As lead ID in many projects, I often double-task as Project Manager. This of course is not an ideal situation, but has been brought about by squeezed budgets and increase client expectations.
As PM, I organise review and sign off process for Curriculum Plan before moving on to Storyboarding. Each Storyboard is also signed off before moving onto the next stage – Content Build.
4. Content Build
In Content Build, depending on our budget, I either build the content myself and have some graphic design support, or I hand it over to a developer/designer to complete the build.
The key at this stage is to ensure that the build matches the signed off Storyboard. I usually pilot a short section of each built learning object with the client to ensure we are on track with their expectations.
At content build stage, we also plan for and add any media elements. For example, if we are using some drama-based learning elements, as lead ID I will often direct and manage any video shoot to complete the media requirements.
5. Continuous Evaluation
I build in evaluation and sign off at all stages of the process. From ensuring we have identified the right problem to having the Curriculum Plan reviewed by recent learners, not just a management group, I ensure we get the right input to verify all of our decisions.

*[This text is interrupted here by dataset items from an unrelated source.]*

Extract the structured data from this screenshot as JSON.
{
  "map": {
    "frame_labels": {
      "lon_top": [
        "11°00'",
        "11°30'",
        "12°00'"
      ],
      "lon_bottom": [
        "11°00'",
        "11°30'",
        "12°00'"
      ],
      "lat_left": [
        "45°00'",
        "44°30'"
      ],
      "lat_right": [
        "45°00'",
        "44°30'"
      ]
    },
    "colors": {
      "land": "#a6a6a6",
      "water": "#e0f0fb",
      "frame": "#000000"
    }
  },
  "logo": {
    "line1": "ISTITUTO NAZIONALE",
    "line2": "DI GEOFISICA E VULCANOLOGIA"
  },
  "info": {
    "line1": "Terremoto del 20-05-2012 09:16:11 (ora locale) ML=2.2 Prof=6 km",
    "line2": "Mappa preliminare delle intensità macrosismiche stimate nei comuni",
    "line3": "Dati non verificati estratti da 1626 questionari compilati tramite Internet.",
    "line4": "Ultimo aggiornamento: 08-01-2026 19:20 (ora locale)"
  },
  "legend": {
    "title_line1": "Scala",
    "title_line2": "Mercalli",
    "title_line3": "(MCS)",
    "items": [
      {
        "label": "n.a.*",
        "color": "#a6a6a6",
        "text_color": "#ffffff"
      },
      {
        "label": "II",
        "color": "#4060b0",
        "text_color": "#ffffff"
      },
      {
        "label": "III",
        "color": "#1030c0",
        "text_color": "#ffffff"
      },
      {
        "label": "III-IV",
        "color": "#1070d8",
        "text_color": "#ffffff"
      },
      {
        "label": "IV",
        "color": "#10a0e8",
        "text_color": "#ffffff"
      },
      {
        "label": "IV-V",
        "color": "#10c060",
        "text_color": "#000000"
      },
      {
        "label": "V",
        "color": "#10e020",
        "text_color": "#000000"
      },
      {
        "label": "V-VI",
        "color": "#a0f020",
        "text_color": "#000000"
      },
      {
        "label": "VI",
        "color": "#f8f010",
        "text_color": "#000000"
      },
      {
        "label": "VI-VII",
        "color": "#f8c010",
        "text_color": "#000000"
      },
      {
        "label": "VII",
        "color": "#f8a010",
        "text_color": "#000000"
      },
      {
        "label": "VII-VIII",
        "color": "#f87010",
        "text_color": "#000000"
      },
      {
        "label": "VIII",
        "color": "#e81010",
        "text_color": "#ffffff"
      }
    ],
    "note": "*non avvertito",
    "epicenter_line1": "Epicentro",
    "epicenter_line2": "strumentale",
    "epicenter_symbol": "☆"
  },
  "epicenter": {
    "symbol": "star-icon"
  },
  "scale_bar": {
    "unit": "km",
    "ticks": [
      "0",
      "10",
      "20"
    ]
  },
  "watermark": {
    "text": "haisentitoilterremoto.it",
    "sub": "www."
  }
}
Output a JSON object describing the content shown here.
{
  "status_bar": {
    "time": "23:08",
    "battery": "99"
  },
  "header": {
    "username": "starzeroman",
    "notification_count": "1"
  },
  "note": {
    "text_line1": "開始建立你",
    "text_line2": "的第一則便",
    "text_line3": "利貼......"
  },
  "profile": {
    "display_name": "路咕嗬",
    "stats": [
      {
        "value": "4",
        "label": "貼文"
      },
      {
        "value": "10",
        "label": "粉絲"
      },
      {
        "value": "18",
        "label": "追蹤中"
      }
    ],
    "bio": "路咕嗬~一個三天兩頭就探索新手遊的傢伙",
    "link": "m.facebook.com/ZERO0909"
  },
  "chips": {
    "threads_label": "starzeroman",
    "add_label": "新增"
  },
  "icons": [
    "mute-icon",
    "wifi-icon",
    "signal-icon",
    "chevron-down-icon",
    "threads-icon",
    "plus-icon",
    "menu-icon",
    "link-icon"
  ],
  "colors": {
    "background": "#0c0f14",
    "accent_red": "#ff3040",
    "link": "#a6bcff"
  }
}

Even during storyboarding, we have representative learners reviewing the interactive ideas.
What I find works best at storyboarding stage is an actual face to face workshop, with all the necessary people meeting to review and make changes to the storyboard in real time.
Some IDs prefer to have clients review and comment remotely and then incorporate the changes. I prefer the more hands on approach if time and budget allows.
6. Return on Investment & Critical Success Factors
As part of the Curriculum Plan, I often agree a set of Critical Success Factors with the client. Most clients find this challenging as it can be difficult to isolate a particular organisation metric that could be measured by the impact of an eLearning course alone.
In general we tend to agree metrics such as X% of the organisation will complete the course by end of XX. I also try to influence the client to add more impactful measures such as %improvement in specific areas or %reductions.
In conclusion, my role as an ID is a varied and electric one, which probably is based on my eclectic route in Instructional Design. I see myself as an organisational consultant, trainer, teacher, learner, designer and project manager. I truly enjoy the creative nature of the role and feel very lucky that I get to live out my passion most days!
The ID process described here is mainly for formal, structured eLearning content.
My work has changed a lot in the last few years, where I am increasingly designing short, independent learning sequences such as a 10 minute “key points” video or a short branching scenario to practice a particular area of learning.
Clients are increasingly asking for short nuggets of learning like this to build up a series of learning objects which can be used by staff in a more flexible and informal manner. These objects don’t get tracked within an LMS, rather they are just freely available as performance support. I personally like this approach and hope this is how my role as an ID/Learning designer will develop.